Luiz Felipe Pondé
Um anarquista percebe a baba que escorre pela boca das autoridades no exercício do seu monopólio legítimo da violência
Como identificar se você tem uma costela anarquista? Coisas assim são boas de você saber para não passar vergonha por aí caso você se sinta mal diante de certas situações com as quais a maioria das pessoas não sofre uma vírgula. Nem ficar com água na boca diante de ministros.
Fui anarquista na juventude. Simpatizante de Bakunin (1814-1876), sempre gostei da ideia de que todo Estado é mau.
Com o tempo, óbvio, aprendi que o erro central das teorias anarquistas está na sua compreensão de natureza humana irrestrita, seguindo a teoria de Thomas Sowell, ou seja, uma natureza humana perfectível ao infinito em direção à bondade social e política.
Autores como o príncipe Kropotkin (1842-1921), também anarquista, mas de uma geração mais jovem do que Bakunin, geógrafo de formação, também incorreu no mesmo equívoco: se iludir com a natureza humana.
Essa ilusão se caracteriza por crer que uma vez removido o Estado opressivo e eliminada a propriedade privada —vale salientar que se trata aqui do anarquismo socialista russo—, a autogestão dos povos marcharia em direção a um novo homem e uma nova mulher —essa divisão hoje já seria considerada reacionária, não?— marcados pela generosidade, coragem, e capacidades cognitivas abundantes.
A pergunta é: como gente inteligente conseguiu um dia crer em tamanha besteira? Aliás, ainda hoje tem gente que crê. Claro que se for homem, o faz para pegar mulher —no tempo que isso estava na moda.
A natureza humana, manifesta na história empírica, não autoriza jamais uma crença como esta. Trata-se de pura pseudociência, ou, diria eu, pseudopolítica.
Os anarcocapitalistas tampouco se saem melhor ao acreditarem que, uma vez suspensa a opressão burocrática e policial do Estado, as pessoas e as empresas competiriam dentro do espírito de não-agressão e respeito mútuo.
Não sei quem seria o mais idiota nessa crença num ser humano bom, que, na verdade, a toda hora, prova estar sempre preparado para ser egoísta e competitivo de modo cruel.
Percebe-se um problema após estas breves observações. Como fica uma pessoa de simpatia anarquista, mas que não sofre desse profundo equívoco cognitivo, ou seja, que não acredita nas bobagens nem dos anarquistas socialistas nem dos anarcocapitalistas acerca da natureza humana?
Dito de outra forma, e seguindo de novo Thomas Sowell, alguém que sabe que a natureza humana é restrita e pobre em recursos morais e políticos, exatamente o contrário do que afirmam o marketing e as utopias, igualmente.

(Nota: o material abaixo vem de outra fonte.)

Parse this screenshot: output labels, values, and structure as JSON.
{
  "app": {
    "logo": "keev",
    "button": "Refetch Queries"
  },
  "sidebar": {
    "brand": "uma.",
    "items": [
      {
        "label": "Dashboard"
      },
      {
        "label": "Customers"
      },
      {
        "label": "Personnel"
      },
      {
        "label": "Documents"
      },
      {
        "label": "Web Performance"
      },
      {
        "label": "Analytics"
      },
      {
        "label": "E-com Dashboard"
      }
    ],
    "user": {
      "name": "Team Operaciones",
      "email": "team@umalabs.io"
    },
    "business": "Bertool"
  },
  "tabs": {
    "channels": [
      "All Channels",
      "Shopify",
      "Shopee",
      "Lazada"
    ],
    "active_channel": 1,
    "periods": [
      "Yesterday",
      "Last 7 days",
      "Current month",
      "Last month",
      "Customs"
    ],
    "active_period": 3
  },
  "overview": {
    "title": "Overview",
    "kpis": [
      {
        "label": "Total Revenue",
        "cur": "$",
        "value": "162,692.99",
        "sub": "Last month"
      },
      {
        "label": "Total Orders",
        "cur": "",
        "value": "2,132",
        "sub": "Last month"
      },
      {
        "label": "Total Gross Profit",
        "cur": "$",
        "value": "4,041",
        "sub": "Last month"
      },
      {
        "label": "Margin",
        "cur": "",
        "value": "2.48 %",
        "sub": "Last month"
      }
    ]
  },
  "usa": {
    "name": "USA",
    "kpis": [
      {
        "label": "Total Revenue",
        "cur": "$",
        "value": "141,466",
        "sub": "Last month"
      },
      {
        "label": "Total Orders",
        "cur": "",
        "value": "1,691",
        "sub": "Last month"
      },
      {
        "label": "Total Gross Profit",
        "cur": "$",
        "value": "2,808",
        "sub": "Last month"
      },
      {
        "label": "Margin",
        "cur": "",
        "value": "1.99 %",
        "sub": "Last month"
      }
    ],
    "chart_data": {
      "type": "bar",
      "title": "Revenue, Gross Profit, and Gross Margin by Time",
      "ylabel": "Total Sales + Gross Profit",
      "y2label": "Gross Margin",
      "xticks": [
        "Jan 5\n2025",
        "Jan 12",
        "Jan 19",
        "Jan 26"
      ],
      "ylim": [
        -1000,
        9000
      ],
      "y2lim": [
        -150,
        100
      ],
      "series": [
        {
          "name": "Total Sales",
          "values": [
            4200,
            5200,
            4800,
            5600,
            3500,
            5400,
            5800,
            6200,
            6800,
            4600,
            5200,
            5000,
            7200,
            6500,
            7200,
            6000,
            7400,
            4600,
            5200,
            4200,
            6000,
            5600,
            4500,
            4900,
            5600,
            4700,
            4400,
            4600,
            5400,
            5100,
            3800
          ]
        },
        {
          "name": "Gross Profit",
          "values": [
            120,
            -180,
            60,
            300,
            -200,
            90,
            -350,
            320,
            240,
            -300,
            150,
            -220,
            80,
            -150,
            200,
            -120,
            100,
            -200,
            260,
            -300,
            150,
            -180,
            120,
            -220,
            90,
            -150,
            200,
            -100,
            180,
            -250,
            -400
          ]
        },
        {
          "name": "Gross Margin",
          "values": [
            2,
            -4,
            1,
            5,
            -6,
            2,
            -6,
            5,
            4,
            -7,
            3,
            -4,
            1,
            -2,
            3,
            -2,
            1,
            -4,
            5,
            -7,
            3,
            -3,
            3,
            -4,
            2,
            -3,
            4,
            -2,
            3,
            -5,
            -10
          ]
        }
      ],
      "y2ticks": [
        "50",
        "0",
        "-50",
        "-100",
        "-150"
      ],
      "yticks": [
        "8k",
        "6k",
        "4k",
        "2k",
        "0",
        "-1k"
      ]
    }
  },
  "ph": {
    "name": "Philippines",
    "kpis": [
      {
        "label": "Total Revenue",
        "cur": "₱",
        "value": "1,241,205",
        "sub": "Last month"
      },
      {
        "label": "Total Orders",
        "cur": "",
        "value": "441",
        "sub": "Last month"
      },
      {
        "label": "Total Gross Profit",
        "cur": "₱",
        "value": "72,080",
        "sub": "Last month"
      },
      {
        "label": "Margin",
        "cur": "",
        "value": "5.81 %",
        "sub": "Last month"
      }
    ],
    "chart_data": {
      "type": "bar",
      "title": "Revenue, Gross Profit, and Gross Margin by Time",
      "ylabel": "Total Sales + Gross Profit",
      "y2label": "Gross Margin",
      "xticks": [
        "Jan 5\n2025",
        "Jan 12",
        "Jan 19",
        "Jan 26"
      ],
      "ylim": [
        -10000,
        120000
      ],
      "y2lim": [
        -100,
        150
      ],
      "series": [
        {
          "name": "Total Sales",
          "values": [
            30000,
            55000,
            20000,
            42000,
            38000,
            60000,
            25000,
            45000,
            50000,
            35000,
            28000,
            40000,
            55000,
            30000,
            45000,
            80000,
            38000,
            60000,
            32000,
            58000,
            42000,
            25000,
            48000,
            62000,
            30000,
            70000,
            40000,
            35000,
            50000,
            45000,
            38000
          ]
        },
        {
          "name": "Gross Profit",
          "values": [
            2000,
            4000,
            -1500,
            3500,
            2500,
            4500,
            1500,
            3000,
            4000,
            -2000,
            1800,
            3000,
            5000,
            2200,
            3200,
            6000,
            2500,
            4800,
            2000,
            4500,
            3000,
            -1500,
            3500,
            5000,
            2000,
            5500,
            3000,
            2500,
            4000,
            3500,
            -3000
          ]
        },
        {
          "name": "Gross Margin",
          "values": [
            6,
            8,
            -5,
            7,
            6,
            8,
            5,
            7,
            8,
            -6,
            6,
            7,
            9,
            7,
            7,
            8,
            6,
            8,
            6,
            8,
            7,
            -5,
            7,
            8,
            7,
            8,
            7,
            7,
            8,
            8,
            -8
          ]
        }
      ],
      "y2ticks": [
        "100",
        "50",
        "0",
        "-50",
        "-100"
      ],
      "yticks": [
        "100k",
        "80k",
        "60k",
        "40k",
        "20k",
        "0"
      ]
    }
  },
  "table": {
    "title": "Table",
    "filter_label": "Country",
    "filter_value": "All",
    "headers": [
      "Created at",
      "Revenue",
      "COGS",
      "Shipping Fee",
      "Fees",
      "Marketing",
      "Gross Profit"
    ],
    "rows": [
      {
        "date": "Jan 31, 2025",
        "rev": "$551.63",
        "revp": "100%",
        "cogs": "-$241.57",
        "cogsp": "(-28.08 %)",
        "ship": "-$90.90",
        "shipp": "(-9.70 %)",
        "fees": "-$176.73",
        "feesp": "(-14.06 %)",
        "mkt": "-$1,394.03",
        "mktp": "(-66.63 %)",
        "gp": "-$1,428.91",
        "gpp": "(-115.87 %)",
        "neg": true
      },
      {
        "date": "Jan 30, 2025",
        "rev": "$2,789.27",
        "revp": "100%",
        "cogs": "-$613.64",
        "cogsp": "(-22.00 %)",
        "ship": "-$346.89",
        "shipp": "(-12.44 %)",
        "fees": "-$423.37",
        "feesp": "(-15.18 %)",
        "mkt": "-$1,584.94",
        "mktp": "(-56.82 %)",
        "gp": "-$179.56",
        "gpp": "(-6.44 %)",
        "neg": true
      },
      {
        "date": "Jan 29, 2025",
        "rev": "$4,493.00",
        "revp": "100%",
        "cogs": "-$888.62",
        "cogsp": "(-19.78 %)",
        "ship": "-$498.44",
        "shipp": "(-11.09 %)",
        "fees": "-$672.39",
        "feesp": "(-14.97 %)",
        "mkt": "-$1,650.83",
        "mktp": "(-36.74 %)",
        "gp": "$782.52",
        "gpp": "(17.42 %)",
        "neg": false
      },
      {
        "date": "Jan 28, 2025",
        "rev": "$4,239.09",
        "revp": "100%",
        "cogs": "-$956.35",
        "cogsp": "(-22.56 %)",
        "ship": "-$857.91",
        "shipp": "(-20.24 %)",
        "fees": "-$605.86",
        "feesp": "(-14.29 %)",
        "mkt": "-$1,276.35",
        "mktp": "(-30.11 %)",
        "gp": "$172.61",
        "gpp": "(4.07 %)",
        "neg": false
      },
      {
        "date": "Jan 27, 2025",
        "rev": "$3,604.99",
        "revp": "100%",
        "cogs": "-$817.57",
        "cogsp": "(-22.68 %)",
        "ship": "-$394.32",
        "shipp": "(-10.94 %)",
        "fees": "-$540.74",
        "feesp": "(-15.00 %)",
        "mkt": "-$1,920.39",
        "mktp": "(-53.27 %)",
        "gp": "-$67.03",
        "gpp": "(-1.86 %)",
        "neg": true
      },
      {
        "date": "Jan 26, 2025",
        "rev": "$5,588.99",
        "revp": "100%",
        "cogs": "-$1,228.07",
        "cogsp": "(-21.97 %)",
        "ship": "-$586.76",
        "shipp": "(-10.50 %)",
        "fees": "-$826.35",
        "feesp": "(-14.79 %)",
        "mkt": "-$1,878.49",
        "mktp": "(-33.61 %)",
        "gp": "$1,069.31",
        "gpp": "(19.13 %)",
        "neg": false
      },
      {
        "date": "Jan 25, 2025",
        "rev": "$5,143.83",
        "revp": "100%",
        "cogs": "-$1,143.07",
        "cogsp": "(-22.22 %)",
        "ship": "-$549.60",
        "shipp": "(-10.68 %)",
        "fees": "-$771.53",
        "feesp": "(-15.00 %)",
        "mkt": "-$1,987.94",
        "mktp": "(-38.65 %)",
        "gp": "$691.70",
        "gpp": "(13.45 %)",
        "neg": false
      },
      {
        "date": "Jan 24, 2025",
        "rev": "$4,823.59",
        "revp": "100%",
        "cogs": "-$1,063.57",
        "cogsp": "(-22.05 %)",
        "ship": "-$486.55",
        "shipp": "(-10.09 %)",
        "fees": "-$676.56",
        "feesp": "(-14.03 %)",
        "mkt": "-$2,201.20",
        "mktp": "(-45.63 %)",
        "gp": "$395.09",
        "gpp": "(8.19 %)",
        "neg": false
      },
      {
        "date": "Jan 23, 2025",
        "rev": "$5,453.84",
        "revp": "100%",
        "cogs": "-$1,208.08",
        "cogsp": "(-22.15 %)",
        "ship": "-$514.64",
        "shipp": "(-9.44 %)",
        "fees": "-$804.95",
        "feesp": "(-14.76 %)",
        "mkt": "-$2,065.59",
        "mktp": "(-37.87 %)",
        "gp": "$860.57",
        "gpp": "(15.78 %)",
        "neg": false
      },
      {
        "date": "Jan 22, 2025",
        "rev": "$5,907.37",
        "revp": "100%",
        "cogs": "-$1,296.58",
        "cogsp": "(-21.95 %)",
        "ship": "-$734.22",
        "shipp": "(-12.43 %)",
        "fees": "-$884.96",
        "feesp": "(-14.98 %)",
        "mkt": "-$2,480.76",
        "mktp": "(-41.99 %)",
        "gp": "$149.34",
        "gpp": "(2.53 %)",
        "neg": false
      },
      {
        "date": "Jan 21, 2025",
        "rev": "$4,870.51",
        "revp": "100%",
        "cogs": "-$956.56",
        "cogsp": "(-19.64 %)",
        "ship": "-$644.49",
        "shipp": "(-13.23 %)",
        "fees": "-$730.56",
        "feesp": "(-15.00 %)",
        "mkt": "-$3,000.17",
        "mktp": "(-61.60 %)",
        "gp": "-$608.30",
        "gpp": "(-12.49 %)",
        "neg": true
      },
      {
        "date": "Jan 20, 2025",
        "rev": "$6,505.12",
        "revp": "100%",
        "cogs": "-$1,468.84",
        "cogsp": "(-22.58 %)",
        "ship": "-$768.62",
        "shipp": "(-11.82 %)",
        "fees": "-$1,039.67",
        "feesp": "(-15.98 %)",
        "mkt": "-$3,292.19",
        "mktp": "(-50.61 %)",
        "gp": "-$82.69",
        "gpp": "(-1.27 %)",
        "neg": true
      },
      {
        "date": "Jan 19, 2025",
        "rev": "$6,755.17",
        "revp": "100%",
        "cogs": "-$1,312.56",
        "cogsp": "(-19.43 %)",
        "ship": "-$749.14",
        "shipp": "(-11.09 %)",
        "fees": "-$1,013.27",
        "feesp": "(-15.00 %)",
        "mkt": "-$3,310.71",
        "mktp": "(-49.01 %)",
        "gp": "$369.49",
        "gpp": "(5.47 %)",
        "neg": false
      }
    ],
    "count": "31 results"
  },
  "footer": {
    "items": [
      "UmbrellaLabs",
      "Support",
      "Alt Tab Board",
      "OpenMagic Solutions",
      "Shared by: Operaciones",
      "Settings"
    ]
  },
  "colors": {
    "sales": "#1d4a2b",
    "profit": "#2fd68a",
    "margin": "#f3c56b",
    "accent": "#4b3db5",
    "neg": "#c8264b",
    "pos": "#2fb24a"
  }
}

Antes de tudo, esta pessoa aceita, com tristeza, que o Estado é um mal necessário. Mas, sempre odiando-o e desconfiado de que a qualquer hora ele virá na sua direção para depená-lo, calar sua boca, inviabilizar sua vida. Alguém que carrega em si uma costela anarquista jamais confia nas autoridades do Estado porque percebe a baba que escorre pelo canto da boca de uma autoridade no exercício do seu monopólio legítimo da violência.
Quanto mais salamaleque no exercício institucional desse poder, maior o risco. Qualquer autoridade que possa te destruir com um clique —principalmente quando errado— não deve ser jamais de confiança.
Uma outra inimiga mortal de um anarquista, desde os tempos dos utópicos, é a burocracia. Ah! A burocracia! Jean Delumeau, no seu "História do Medo no Ocidente", que saiu pela Companhia das Letras, suspeita que a burocracia surge como descendente dos muros das cidades. Caem os muros, ergue-se o monstro da burocracia.
A burocracia está intimamente ligada ao medo. Incompreensível no seu gigantismo inacessível —Kafka, o profeta—, com seus capatazes —os burocratas—, a burocracia existe para dizer "não". Para fazer de você um escravo dela; para destruir qualquer esperança na beleza. O burocrata, assim como o advogado, é a provas definitiva de que o mundo e as pessoas não são de confiança.
Mas, de que adianta uma costela anarquista hoje? Adianta, antes de tudo, para não deixar você cair no ridículo de se fazer fã de qualquer autoridade do Estado e saber que ela nunca será de confiança.